On Oct. 12, the day of our wedding anniversary (I remembered it as being the 10th, Stephen the 15th; I checked when I got home and we were both wrong), we pack again and prepare to say our goodbyes. But first we clean the house. We wash the floors, vacuum the rugs and then rake them so that our footprints don't show. My husband has learned many new domestic skills since coming back to jail. These days, he says, he exchanges muffin recipes instead of tunnel plans out in the big yard.
My daughter and I will be picked up and driven to the front gate; my husband will accompany us that far. We have our bags waiting on the road outside our house when one van pulls up, followed by another. But now we're ordered back inside and told to line up in the living room, side by side, on the very spot where I made the word "innocent" in Scrabble last night and scored 15 points.

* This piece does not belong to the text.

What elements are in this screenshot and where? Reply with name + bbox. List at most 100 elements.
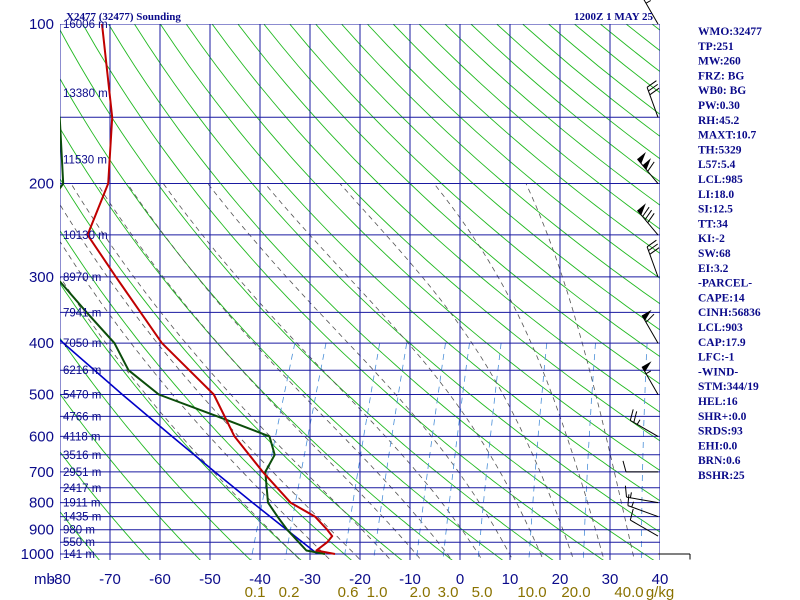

The same dog we met on the way in is led into the middle of my husband's newly raked carpet. He sniffs around us -- not once, but four times. He noses our crotches and our behinds, leaving his drool. It's humiliating. Surely it's unnecessary. Definitely it is intimidating.
Then I think, Maybe my daughter is right. Maybe people do come here to buy drugs. It's evident that we're suspected of trying to smuggle something out of this place, and it clearly isn't my husband, who is staring at his shoes.
If I had tears left, I probably would weep, but instead I stand, shaken, angry and, I admit, tired of it. (For a target search such as this, they have to be 99 percent certain they'll find drugs.) My daughter tells me later, when the dog doesn't sit and we're free to go, that she thinks the warden saw the bumper sticker on my car saying "Bad Cop, No Doughnut," and it was payback time.
The usual anniversary present for couples celebrating 15 years of marriage is crystal, but trust Stephen to come up with something more romantic. At least I think it's romantic to get drooled on by a drug dog for your 15th wedding anniversary. (Which, I'm sure, is one reason our marriage has endured.)
Leaving is hard. At the front gate, 600 pounds of steel slams shut between his last heartbeat and my next one. I unlock the Private Family Visit locker and hug my pillow while my daughter applies another layer of makeup to face the world outside. And I think: If I can't have the love I want right now, right now I'm getting the love I'm meant to have.